Playmusic maakt verder aanspraak op een vergoeding voor buitengerechtelijke incassokosten. De kantonrechter acht voldoende aannemelijk gemaakt dat zij buitengerechtelijke werkzaamheden heeft verricht dan wel heeft laten verrichten en dat hiervoor kosten zijn gemaakt. De hoogte van het gevorderde bedrag van € 209,26 is in overeenstemming met de tarieven die zijn weergegeven in het Besluit vergoeding voor buitengerechtelijke incassokosten en die geacht worden redelijk te zijn. De vordering is daarom toewijsbaar.
4.14.
[opposant] is grotendeels in het ongelijk gesteld en moet daarom de proceskosten (inclusief nakosten) betalen.
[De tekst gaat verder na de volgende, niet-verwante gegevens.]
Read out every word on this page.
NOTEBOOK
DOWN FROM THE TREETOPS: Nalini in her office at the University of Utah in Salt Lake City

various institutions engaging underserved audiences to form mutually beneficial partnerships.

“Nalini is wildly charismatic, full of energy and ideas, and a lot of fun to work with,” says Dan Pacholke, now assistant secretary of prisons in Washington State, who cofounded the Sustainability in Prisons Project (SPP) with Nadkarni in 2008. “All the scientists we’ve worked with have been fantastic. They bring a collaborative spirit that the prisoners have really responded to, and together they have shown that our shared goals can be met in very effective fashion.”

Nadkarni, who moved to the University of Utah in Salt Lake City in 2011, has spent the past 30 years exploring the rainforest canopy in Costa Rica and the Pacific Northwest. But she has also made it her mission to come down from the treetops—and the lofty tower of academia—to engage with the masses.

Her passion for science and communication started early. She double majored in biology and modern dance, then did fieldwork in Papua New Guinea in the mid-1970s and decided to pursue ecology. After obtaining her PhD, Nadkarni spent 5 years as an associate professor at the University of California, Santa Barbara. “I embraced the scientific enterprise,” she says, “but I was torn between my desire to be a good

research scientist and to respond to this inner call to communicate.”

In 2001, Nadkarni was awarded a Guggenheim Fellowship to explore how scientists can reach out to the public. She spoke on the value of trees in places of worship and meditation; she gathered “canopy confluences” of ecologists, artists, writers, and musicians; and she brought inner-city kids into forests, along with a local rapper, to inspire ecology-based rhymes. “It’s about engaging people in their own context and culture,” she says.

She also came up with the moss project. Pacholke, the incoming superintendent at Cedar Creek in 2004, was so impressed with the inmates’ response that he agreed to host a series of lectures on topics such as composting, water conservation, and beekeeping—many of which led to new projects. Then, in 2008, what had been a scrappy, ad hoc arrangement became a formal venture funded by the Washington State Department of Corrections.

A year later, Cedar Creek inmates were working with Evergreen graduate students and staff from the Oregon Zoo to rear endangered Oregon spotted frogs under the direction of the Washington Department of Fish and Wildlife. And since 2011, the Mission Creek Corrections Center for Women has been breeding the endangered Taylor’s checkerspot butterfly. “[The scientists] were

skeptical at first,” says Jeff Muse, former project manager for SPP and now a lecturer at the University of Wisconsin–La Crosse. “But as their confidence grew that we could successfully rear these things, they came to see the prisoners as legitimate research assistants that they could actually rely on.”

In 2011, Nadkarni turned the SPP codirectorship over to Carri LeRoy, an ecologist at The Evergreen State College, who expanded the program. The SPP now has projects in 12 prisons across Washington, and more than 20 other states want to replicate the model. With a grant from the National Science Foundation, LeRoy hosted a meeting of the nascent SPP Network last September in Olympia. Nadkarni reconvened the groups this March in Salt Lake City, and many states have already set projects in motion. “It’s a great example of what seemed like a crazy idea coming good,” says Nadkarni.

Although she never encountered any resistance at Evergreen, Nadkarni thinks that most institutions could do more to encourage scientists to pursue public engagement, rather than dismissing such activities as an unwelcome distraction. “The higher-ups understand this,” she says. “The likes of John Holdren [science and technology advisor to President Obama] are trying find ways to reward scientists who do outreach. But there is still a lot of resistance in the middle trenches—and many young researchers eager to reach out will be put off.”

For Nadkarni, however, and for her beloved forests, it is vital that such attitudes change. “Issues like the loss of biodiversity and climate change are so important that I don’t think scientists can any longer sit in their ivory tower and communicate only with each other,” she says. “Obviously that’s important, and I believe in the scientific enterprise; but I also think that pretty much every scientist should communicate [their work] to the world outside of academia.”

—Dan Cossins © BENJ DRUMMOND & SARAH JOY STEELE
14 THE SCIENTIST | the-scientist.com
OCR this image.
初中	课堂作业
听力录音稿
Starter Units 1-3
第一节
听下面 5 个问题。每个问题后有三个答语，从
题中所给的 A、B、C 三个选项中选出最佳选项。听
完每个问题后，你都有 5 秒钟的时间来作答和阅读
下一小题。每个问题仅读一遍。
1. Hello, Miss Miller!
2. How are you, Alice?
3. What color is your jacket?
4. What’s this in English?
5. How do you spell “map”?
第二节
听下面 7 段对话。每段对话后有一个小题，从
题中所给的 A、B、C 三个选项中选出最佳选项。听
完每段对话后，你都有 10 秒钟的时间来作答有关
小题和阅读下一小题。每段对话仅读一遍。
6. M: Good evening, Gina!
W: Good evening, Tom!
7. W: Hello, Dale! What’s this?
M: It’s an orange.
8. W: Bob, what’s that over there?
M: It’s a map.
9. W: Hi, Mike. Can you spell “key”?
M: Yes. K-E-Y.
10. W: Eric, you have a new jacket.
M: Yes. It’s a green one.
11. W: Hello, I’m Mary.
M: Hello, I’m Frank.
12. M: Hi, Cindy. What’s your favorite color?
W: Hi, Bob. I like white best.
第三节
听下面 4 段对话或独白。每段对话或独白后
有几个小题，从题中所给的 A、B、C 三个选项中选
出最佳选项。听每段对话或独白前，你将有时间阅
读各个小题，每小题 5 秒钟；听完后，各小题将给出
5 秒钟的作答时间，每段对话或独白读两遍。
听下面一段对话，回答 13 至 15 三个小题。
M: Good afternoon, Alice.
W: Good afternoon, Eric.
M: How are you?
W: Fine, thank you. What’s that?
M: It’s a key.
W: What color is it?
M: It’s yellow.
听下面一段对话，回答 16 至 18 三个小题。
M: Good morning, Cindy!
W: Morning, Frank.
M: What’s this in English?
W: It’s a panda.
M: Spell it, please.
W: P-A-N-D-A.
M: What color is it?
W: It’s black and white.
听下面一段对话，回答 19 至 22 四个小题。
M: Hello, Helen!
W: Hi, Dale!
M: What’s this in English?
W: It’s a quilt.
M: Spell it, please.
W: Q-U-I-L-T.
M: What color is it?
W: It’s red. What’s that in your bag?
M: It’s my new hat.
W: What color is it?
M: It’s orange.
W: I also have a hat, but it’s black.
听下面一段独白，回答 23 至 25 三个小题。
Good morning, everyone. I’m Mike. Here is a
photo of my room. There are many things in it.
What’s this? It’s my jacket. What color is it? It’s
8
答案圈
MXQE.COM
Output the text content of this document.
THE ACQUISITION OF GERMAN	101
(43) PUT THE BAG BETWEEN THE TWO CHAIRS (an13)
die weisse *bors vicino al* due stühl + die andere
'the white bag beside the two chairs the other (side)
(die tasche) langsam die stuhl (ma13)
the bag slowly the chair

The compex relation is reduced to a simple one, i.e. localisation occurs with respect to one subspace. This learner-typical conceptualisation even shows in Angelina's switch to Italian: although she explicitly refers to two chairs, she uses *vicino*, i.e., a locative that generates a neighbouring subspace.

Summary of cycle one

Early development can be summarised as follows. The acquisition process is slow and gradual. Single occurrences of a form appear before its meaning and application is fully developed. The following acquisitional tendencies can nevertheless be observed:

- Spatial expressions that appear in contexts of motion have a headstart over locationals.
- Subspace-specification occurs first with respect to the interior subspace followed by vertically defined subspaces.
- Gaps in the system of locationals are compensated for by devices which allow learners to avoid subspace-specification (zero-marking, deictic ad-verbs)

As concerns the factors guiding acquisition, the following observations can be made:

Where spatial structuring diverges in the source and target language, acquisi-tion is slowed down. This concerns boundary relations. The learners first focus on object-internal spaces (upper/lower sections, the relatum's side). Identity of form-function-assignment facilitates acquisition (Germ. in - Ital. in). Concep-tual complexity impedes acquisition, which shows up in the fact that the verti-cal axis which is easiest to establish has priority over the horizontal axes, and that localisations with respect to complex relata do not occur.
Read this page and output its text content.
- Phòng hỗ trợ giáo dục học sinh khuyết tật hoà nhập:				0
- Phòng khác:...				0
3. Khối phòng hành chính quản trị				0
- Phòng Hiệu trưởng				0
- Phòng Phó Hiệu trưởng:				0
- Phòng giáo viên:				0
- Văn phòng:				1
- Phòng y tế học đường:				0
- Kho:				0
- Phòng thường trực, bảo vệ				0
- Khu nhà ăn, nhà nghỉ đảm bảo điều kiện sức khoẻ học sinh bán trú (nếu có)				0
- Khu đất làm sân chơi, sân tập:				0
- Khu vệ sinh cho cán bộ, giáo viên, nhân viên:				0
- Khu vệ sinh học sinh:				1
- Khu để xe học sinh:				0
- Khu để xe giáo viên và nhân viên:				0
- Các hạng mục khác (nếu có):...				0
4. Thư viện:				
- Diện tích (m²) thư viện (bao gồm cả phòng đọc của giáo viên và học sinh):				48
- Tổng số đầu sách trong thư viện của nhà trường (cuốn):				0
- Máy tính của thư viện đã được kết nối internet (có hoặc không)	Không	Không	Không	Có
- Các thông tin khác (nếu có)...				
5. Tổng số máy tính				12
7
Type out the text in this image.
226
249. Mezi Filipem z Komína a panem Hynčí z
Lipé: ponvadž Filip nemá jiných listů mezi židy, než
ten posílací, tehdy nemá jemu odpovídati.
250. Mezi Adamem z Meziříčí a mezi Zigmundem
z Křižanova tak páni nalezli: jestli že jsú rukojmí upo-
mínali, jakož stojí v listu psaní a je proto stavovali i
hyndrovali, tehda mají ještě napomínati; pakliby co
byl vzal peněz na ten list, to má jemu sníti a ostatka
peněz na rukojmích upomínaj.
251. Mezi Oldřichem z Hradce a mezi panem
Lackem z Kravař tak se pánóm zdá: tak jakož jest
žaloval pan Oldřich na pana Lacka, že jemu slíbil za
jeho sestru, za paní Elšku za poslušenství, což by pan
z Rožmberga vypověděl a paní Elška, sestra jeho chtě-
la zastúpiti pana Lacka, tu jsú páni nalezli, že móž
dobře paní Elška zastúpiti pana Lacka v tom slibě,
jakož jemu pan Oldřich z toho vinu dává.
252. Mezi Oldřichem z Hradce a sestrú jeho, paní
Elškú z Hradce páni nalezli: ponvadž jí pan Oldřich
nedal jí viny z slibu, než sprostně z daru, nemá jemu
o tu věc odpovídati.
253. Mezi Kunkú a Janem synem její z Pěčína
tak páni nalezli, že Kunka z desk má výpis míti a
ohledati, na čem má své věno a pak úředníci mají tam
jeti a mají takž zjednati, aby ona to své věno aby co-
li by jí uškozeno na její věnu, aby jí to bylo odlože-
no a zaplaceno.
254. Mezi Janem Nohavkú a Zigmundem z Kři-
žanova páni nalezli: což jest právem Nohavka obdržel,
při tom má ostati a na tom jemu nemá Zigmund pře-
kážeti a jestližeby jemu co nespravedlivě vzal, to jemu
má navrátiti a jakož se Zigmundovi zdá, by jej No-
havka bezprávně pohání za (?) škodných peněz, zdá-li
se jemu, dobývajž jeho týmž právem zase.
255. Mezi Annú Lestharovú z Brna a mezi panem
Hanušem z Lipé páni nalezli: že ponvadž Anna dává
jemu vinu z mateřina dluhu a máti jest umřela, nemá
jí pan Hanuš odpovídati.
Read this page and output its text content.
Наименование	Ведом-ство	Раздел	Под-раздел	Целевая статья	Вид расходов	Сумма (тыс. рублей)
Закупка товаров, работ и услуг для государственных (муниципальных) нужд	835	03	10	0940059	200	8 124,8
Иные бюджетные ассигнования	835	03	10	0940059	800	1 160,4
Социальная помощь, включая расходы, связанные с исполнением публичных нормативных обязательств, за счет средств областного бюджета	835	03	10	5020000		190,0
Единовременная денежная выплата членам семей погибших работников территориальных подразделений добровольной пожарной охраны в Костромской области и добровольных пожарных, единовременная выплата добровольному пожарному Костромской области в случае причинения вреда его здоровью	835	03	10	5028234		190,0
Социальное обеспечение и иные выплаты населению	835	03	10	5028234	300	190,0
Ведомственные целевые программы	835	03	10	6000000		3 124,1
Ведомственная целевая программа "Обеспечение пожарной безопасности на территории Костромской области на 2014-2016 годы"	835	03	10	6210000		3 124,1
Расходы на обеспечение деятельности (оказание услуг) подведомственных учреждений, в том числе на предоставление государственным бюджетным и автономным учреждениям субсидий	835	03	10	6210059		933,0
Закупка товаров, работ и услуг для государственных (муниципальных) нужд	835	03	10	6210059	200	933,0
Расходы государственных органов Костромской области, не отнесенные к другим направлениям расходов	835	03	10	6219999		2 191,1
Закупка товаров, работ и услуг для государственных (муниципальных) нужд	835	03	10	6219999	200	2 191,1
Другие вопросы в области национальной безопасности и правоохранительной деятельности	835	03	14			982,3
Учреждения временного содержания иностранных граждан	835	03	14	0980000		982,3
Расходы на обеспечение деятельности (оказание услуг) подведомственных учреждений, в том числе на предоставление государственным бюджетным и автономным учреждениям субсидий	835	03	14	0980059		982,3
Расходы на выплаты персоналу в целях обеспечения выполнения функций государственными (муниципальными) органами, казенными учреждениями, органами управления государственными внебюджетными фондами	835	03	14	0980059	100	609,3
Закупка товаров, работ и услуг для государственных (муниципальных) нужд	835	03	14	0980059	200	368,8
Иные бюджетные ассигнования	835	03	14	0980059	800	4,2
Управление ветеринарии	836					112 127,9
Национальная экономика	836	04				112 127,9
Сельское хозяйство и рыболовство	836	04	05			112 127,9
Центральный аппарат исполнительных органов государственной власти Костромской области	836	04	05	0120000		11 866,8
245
De proceskosten van Playmusic worden begroot op:
- kosten van de dagvaarding
106,73
- griffierecht
365,00
- salaris gemachtigde
408,00
(2,00 punten × € 204,00)
- nakosten
102,00
(plus de kosten van betekening zoals vermeld in de beslissing)
Totaal
981,73

5.De beslissing

De kantonrechter
5.1.
verklaart het verzet grotendeels ongegrond;
5.2.
vernietigt het verstekvonnis van 17 januari 2024 met kenmerk 10821391 CV EXPL 23-8737;
5.3.
veroordeelt [opposant] om aan Playmusic te betalen een bedrag van € 1.395,13, te vermeerderen met de wettelijke handelsrente als bedoeld in artikel 6:119a BW over € 1.395,13 vanaf 9 november 2023 tot aan de dag van algehele betaling;
5.4.
veroordeelt [opposant] om binnen twee weken na betekening van dit vonnis de EasyKassa FEC POS met serienummer PP9635COpr62200567 en de STAR Netwerk Bonprinter met serienummer 2550621070601162 aan Playmusic af te geven;
5.5.
stelt de geldwaarde van de EasyKassa FEC POS met serienummer PP9635COpr62200567 en de STAR Netwerk Bonprinter met serienummer 2550621070601162 vast op € 1.316,57;
5.6.
veroordeelt [opposant] om aan Playmusic te betalen een bedrag van € 209,26 aan buitengerechtelijke incassokosten;
5.7.
veroordeelt [opposant] in de proceskosten van € 981,73 te betalen binnen veertien dagen na aanschrijving daartoe, te vermeerderen met de kosten van betekening als [opposant] niet tijdig aan de veroordelingen voldoet en het vonnis daarna wordt betekend;
5.8.
verklaart dit vonnis uitvoerbaar bij voorraad.
Dit vonnis is gewezen door mr. M.D.R. Joppe en in het openbaar uitgesproken op 28 augustus 2024.